1959年東京生まれ。東京大学教養学部相関社会科学分科卒。82年読売新聞入社。90~93年バンコク、プノンペン特派員。97~2013年、3度計9年余、ベルリン特派員。著書に『特派員報告カンボジアPKO』『戦後の「タブー」を清算するドイツ』(以上、亜紀書房)、『蘇る「国家」と「歴史」』(芙蓉書房出版)。

 

選考理由

 

『なぜ私は韓国に勝てたか』。本書の著者に対する韓国検察の起訴は、事実そうだったように、報道の自由への侵害を危惧する国際的な批判の的となるのは目に見えていた。にもかかわらず、なぜあえて起訴に踏み切ったのか。捜査はどのようになされ、裁判はどのように進められたのか。無罪判決が確定するまでの過程を、自らの体験を通して記していくなかで、韓国は憲法よりも国民情緒を優先する特異な「情治国家」であること、つねに権力者の意向をうかがう権力迎合政治が専らであることなど、韓国の前近代的な政治体質が見事に描き出されている。著者は最後まで妥協することなく毅然とした姿勢をとり続けた。韓国政治社会の実相を知り、韓国とどう付き合うべきかを知るための最適書であるとともに、日韓関係史上大きな意義をもつ書と評価し受賞作としたい。

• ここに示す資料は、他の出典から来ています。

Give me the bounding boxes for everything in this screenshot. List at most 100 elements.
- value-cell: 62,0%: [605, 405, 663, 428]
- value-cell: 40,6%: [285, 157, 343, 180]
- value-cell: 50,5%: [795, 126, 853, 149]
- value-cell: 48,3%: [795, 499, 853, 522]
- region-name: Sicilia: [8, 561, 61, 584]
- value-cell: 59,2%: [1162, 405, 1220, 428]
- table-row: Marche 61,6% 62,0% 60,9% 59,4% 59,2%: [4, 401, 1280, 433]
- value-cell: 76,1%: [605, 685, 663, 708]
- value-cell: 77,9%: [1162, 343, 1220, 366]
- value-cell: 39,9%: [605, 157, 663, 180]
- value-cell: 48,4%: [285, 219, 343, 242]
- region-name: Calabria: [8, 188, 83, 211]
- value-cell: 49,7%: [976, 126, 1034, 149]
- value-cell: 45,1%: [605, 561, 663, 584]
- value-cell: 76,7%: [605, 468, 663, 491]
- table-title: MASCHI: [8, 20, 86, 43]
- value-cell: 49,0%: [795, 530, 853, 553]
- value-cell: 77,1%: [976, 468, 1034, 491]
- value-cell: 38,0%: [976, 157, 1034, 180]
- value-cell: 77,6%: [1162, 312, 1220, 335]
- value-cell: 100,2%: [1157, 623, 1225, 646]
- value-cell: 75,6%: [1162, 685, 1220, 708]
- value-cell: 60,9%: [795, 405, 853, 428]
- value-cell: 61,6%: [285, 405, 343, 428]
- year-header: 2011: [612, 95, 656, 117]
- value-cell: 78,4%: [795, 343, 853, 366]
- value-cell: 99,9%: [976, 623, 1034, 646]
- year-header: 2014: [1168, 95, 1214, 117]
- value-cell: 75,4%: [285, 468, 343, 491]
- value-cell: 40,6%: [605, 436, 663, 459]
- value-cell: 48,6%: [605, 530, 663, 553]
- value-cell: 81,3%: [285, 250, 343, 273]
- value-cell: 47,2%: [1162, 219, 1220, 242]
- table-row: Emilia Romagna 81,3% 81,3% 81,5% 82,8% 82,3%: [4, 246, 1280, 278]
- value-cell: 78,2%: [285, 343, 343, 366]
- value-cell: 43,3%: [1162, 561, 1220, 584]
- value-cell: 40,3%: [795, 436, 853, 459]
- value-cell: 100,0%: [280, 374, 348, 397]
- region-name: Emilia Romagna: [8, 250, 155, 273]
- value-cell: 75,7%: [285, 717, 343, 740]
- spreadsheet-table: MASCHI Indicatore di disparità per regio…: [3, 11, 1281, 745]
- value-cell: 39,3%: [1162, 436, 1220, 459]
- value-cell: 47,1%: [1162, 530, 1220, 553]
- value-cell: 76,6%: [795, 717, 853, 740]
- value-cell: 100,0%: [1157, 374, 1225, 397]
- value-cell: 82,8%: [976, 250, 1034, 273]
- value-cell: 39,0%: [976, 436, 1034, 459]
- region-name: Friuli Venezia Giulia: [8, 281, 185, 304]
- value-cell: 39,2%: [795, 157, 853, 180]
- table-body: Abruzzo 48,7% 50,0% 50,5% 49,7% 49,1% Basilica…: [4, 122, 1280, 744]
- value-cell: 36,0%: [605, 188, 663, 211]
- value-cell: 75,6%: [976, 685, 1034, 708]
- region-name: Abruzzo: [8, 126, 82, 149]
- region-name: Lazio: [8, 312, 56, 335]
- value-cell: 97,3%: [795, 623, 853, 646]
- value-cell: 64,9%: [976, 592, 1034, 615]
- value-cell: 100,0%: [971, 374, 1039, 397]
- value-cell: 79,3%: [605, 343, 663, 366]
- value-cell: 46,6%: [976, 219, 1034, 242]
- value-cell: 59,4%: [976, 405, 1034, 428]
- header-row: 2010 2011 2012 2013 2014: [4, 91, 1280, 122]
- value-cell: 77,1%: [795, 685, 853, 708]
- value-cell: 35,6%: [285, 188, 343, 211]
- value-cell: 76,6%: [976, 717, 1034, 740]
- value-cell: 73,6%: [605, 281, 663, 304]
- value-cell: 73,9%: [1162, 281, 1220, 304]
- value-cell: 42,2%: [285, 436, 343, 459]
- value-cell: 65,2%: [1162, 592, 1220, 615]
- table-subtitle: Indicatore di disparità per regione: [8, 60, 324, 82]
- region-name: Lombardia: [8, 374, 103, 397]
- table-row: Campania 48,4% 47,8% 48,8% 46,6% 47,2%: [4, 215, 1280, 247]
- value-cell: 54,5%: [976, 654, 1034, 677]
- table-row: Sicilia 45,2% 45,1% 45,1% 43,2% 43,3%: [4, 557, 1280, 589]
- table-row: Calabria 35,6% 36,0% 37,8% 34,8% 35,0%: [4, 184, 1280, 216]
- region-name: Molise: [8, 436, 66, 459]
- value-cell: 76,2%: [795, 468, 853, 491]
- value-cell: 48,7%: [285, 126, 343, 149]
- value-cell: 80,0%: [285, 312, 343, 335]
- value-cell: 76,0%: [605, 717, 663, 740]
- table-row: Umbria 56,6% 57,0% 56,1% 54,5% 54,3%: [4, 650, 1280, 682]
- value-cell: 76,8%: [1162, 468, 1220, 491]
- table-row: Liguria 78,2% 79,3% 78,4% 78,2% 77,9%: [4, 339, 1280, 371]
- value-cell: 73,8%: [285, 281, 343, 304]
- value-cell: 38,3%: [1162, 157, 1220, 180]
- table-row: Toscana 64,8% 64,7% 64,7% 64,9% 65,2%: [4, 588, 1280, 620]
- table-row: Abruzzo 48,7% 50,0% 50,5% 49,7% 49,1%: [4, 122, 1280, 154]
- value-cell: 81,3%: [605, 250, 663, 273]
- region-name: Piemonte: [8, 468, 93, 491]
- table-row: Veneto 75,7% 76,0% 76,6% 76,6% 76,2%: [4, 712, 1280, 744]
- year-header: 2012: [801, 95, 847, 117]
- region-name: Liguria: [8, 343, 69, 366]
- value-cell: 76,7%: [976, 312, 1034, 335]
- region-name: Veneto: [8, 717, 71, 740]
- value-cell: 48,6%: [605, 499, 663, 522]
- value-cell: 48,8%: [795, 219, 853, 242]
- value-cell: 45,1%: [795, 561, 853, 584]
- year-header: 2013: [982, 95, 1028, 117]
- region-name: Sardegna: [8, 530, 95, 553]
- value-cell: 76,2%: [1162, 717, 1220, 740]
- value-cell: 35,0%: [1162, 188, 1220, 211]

『ドイツリスク』。ドイツは日本の原発事故に過剰反応し脱原発へ転じた、南京事件や慰安婦問題での中国の主張に同調した、ウクライナに侵攻したロシアへの制裁に消極的な姿勢をとった、難民の基本的権利には上限がないと大量流入に拍車を掛けた……など、現実を冷静に見詰めることなく、主観的な理想を先行させる夢見る人=ドイツが、世界の大きなリスクになっていると著者はいう。「夢見る人」の言葉に目を見開かされる思いがした。ドイツの政策、メディア報道、歴史的事例などを通して、ドイツがもたらしつつある新たな「世界危機」を鋭くえぐり出し、広く告知した書として高く評価し特別賞を贈りたい。

 

 選考委員 呉善花 

 

 ※なお、その他の委員による選評および山本七平賞の詳細は、 『Voice』新年号(12月10日発売)にて掲載いたします。 

 
 

山本七平賞について

 

 

 

 

平成3年(1991)12月10日に逝去なさった、山本七平先生の長年にわたる思索、著作、出版活動の成果は、日本の読書界に燦然たる輝きをもって聳え立っています。今日山本学と称される、先生の多岐多彩な知的営為は、畢竟、日本および日本人とは何か、を探し求める果てしない旅でもありました。

PHP研究所はここに、先生の業績を顕彰することを願い、山本七平賞を設置し、その比類なき知的遺産を正しく受け継ぐ、新たなる思索家の誕生を期待するものであります。